Analyst Ratings January 22, 2026

UBS Elevates Charles Schwab Price Target Following Robust Financial Guidance

Financial Service Firm's Growth Prospects Prompt Analyst Upgrades Across the Board

By Sofia Navarro SCHW
UBS Elevates Charles Schwab Price Target Following Robust Financial Guidance
SCHW

UBS raised its price target for Charles Schwab to $125, maintaining a Buy rating, in the wake of the company's Q4 performance and confident 2026 outlook. The upward revision reflects solid earnings, revenue growth, and strong core business metrics, with other analysts similarly optimistic on Schwab's future prospects amid stable shareholder returns.

Key Points

  • UBS raises Charles Schwab's price target to $125 based on strong Q4 results and positive 2026 guidance.
  • Charles Schwab's revenue increased by 21.67% in the past 12 months, reflecting robust business growth.
  • Multiple analysts have lifted price targets, indicating broad market confidence in Schwab's future earnings potential.

UBS has increased its price target on Charles Schwab Corporation (NYSE:SCHW) to $125 from a previous target of $123, holding firm on its Buy recommendation as of Thursday. This updated target fits within a broader analyst consensus, with the current stock price at $104.96 and price targets from various analysts fluctuating between $94 and $148.

The revision follows Schwab's fourth-quarter financial reporting, which delivered earnings per share that met expectations, despite revenues slightly missing anticipations. Notwithstanding this minor shortfall, the company showcased impressive revenue growth of 21.67% over the trailing twelve months.
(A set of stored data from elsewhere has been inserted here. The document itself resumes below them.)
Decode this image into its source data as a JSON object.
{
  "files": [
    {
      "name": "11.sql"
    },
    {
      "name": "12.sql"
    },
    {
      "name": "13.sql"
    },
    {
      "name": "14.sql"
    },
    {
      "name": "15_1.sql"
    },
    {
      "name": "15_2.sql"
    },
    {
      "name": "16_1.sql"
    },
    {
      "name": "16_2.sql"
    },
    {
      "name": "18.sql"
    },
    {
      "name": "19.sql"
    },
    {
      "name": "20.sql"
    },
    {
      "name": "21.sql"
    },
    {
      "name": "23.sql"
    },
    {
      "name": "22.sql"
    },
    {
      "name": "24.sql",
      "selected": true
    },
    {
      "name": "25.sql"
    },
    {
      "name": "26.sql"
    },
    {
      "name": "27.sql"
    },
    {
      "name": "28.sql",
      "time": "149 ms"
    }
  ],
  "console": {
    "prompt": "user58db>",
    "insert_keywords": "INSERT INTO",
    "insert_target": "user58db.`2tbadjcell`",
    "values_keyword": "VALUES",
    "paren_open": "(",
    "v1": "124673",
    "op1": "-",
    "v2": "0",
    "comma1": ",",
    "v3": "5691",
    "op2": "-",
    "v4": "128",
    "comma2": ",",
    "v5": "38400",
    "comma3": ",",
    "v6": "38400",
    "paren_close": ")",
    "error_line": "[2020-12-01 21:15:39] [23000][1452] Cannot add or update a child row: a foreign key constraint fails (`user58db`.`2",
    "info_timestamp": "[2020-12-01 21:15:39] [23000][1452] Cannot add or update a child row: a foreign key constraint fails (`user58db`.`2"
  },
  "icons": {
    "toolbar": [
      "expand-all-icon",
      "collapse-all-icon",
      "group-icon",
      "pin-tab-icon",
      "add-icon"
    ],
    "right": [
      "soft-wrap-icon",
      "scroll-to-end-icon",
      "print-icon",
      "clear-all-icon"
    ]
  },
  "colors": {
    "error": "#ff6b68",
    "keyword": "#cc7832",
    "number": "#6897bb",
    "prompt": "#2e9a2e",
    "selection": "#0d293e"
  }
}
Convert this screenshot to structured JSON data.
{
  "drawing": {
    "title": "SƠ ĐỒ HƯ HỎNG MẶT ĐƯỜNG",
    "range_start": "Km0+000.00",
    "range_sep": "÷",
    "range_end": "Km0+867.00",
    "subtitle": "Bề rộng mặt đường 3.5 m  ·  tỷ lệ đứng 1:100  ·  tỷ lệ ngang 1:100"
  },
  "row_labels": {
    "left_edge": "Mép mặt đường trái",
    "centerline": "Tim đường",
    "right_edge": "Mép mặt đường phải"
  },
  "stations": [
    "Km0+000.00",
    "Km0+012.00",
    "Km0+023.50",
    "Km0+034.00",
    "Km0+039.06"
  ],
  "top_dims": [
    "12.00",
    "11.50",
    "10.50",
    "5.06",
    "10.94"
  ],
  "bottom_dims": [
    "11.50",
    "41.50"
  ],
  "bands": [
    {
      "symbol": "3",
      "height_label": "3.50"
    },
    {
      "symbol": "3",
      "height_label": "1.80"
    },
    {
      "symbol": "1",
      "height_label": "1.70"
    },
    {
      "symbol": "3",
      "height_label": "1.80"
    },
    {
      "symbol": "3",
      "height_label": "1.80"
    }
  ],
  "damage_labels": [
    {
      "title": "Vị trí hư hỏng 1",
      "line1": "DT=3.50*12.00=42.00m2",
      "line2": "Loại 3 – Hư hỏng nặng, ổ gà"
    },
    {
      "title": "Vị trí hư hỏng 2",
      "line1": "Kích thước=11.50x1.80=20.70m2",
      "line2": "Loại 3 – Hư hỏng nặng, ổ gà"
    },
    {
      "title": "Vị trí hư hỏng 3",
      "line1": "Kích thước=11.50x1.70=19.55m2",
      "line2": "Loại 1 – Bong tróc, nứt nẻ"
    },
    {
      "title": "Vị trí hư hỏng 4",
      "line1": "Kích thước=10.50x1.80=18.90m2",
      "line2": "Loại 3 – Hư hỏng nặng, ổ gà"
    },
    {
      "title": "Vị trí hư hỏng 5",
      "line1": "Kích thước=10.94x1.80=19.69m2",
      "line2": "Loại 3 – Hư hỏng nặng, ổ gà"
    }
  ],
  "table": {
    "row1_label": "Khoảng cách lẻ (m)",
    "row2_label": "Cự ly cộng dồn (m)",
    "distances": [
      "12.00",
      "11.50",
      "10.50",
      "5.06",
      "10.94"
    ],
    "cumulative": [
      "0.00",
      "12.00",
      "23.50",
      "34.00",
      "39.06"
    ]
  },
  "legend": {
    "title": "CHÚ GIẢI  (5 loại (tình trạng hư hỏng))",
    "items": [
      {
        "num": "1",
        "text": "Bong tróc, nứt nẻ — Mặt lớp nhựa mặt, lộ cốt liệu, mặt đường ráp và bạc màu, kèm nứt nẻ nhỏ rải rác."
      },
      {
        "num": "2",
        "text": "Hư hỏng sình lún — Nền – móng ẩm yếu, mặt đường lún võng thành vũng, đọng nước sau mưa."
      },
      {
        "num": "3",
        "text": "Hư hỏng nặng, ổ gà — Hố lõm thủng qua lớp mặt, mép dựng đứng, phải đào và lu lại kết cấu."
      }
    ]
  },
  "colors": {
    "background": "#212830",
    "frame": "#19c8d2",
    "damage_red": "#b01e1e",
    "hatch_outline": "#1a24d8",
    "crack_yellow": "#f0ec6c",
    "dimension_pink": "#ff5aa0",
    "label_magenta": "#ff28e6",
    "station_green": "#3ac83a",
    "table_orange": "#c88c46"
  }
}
According to UBS, the decision to raise future earnings forecasts for 2026 through 2028 by roughly 2% was influenced by robust indicators in cash flow generation, capital returns, and core net new assets. Additionally, the firm highlighted the company’s steady guidance for 2026 and noted Schwab's remarkable streak of 37 years in consistent dividend payments, reinforcing its dedication to delivering shareholder value.

UBS further commented that management’s guidance tends to be cautious, suggesting possible upside in several areas including revenue growth, expense control, operating margins, balance sheet strength, and capital return policies.

The investment bank projects a compound annual growth rate of 17% in earnings per share through 2028 for Charles Schwab, coupled with the potential for additional gains derived from initiatives not currently accounted for in consensus forecasts.

Other financial institutions have also revised their outlooks on Schwab following the recent quarterly disclosure. Jefferies elevated its price target to $122, noting outperforming Q4 metrics such as increased average daily trades, peak client assets, and elevated margin balances. Raymond James raised its target to $121, emphasizing a favorable growth outlook despite quarterly results somewhat trailing expectations. Truist Securities aligned with this sentiment by pushing its target to $122 on the back of enhanced projections for net interest income, albeit with caution about higher anticipated costs. TD Cowen took a more optimistic stance, boosting its price target to $138 citing strong Q4 performance and an encouraging forecast for 2026-2027, underpinned by adjusted earnings per share estimates. Citizens maintained its Market Outperform rating and $120 price target, focusing on Schwab's continued growth momentum as it heads into 2026. Overall, these updates indicate a widely positive analyst sentiment toward Charles Schwab’s near-term and mid-term outlook.

In the realm of financial services and capital markets, Schwab’s performance and strategic guidance affect investor confidence and asset allocation decisions. The sustained dividend payments also echo stability valued by long-term shareholders.

While the company’s earnings aligned with forecasts, the slightly softer revenue figures suggest an area closely watched by market participants, with expenses and margin trends being other focal points for future performance assessments.

This article was prepared leveraging AI assistance and has undergone editorial review to ensure accuracy and quality.

Risks

  • Revenue performance slightly lagged expectations in Q4, signaling possible pressure points in top-line growth.
  • Higher anticipated expenses noted by some analysts could impact operating margins.
  • Management’s conservative guidance may mask underlying uncertainties in various financial metrics, including capital return and balance sheet management.